Starbucks Workers Have Won 100 Union Elections. Here Are the Lessons From 5 of Them.

No one would have guessed that Starbucks Workers United would rack up a hundred union victories in less than a year, but it has. Lessons from five early victories show how workers organizing at Starbucks — and everywhere else — can keep that momentum going.

A pro-union poster is seen on a lamp pole outside Starbucks

A pro-union poster is seen on a lamp pole outside Starbucks’s Broadway and Denny location in Seattle’s Capitol Hill neighborhood. (Toby Scott / SOPA Images / LightRocket via Getty Images)


On May 27, Starbucks Workers United won its one hundredth National Labor Relations Board (NLRB) union election, at the Eastlake store in the company’s hometown of Seattle. Since the first elections in Buffalo last December, the campaign has spread quicker than anyone expected. Over recent weeks, the union has won almost daily victories across the country, including in states where union victories are rare.

One hundred wins is an arbitrary milestone, but it makes the union campaign one of the most successful ever at a “superstar” corporation. In a system that exacts an incredibly high price on workers seeking union representation, every victory at a company as wealthy and as anti-union as Starbucks is a minor miracle.
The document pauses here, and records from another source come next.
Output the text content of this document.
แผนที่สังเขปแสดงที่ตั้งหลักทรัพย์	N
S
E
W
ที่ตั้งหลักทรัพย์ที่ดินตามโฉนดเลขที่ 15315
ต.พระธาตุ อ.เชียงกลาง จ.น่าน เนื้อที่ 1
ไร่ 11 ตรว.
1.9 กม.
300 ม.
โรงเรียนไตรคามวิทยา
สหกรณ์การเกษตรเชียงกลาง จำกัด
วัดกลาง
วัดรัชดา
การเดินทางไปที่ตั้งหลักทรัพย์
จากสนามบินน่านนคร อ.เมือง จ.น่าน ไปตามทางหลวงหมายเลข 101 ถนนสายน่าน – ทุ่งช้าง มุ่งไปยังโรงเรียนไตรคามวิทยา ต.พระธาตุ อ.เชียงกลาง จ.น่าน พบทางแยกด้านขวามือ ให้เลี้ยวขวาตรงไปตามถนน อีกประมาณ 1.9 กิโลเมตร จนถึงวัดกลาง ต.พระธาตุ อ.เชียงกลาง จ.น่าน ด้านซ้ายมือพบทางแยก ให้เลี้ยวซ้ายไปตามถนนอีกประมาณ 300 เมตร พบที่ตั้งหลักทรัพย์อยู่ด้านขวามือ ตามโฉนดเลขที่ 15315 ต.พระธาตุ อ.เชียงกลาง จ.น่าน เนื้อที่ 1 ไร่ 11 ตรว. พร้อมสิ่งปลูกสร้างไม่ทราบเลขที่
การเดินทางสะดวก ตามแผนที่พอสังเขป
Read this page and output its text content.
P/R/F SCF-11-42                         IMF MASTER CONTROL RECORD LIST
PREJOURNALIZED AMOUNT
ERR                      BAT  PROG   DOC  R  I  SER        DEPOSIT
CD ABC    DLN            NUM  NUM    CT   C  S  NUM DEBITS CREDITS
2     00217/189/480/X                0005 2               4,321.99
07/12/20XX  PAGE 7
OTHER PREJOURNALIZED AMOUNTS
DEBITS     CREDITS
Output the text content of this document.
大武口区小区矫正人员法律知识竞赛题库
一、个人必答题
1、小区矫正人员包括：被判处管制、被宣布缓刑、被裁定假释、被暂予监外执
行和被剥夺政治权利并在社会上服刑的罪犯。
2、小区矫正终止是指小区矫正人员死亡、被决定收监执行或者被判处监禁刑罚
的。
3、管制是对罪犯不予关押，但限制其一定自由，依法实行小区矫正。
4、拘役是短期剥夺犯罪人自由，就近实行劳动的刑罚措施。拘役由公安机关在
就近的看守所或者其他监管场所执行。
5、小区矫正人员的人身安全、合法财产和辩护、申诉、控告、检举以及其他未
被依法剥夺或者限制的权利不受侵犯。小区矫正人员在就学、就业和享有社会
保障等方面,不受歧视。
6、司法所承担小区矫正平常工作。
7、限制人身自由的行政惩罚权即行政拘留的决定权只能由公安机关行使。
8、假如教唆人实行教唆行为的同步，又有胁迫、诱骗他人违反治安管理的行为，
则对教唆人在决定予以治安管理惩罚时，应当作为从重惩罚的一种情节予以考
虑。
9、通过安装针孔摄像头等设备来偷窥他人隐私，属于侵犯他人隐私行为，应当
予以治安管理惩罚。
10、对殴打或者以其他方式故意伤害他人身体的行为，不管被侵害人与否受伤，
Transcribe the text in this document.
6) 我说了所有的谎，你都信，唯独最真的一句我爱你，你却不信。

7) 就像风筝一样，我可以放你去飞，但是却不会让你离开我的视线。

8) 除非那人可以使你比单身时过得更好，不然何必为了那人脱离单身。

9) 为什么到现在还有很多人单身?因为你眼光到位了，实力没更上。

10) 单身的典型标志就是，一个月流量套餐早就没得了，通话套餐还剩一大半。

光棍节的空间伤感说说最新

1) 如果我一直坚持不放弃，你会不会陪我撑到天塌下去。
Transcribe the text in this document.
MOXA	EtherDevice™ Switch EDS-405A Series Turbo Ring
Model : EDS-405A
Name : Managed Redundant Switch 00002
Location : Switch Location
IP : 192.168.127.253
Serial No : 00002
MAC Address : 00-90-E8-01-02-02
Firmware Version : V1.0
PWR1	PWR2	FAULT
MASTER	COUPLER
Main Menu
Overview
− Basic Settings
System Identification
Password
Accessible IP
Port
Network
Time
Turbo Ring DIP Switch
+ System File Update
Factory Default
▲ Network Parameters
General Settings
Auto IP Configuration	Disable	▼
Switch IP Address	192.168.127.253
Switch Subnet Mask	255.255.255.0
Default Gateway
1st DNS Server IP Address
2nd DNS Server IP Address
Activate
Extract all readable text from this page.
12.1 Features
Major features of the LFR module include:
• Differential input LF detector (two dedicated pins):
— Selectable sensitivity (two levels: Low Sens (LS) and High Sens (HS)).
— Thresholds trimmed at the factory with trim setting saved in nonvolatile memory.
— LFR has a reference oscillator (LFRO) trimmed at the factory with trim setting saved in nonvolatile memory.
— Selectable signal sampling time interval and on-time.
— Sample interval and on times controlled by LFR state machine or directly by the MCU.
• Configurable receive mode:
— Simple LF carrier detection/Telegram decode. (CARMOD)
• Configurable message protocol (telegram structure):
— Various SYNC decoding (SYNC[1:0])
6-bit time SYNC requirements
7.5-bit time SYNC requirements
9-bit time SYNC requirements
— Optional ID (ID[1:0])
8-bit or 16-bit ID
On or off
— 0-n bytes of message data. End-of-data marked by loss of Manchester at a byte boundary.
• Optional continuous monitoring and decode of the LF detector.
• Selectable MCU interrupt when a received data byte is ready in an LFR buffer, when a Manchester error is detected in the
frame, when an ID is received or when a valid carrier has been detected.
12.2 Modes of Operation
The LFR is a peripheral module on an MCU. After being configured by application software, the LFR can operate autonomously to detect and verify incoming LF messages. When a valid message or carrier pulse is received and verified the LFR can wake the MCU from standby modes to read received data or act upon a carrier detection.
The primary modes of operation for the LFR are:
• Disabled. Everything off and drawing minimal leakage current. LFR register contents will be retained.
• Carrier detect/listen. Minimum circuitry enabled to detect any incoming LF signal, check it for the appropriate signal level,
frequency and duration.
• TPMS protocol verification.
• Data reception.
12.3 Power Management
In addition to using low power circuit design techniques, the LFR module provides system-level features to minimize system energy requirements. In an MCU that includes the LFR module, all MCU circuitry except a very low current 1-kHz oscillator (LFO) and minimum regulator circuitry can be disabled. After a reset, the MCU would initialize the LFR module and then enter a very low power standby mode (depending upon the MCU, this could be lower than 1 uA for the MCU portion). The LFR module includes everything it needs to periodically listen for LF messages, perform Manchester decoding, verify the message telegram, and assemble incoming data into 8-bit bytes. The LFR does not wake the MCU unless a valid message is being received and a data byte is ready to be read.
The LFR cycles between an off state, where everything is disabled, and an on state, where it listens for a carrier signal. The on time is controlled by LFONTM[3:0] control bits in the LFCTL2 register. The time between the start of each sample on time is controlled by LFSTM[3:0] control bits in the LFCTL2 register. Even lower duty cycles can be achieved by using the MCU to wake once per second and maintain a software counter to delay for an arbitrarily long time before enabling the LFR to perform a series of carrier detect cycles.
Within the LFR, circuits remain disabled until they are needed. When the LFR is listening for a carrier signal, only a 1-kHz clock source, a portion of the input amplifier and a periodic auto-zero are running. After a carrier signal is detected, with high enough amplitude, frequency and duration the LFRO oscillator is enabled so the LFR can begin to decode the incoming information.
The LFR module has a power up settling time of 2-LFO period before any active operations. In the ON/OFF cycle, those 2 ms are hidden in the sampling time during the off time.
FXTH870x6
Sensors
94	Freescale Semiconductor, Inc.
But the initial victories at the company were critical to developing the momentum that has allowed the campaign to spread. These victories highlighted many of the characteristics that have contributed to the campaign’s stunning success: the worker-to-worker organizing within and across stores; the contributions of intrepid young lead organizers, many of whom have had no previous experience with unions; the training of new lead organizers and organizing committees by Zoom; the training of lead organizers to be “partners on point,” responsible for new stores organizing in their region; the often-key role of influential shift supervisors, many of whom have served as lead organizers; the coordinating of responses across stores to anti-union talking points in group and individual captive meetings; the remarkable traditional and social media coverage of the first set of victories, which was crucial to how workers across the country learned about the campaign and then reached out to it; and workers, who enjoyed a strong sense of camaraderie prior to the union campaign, often supporting unionization as a bloc, resulting in many overwhelming victories.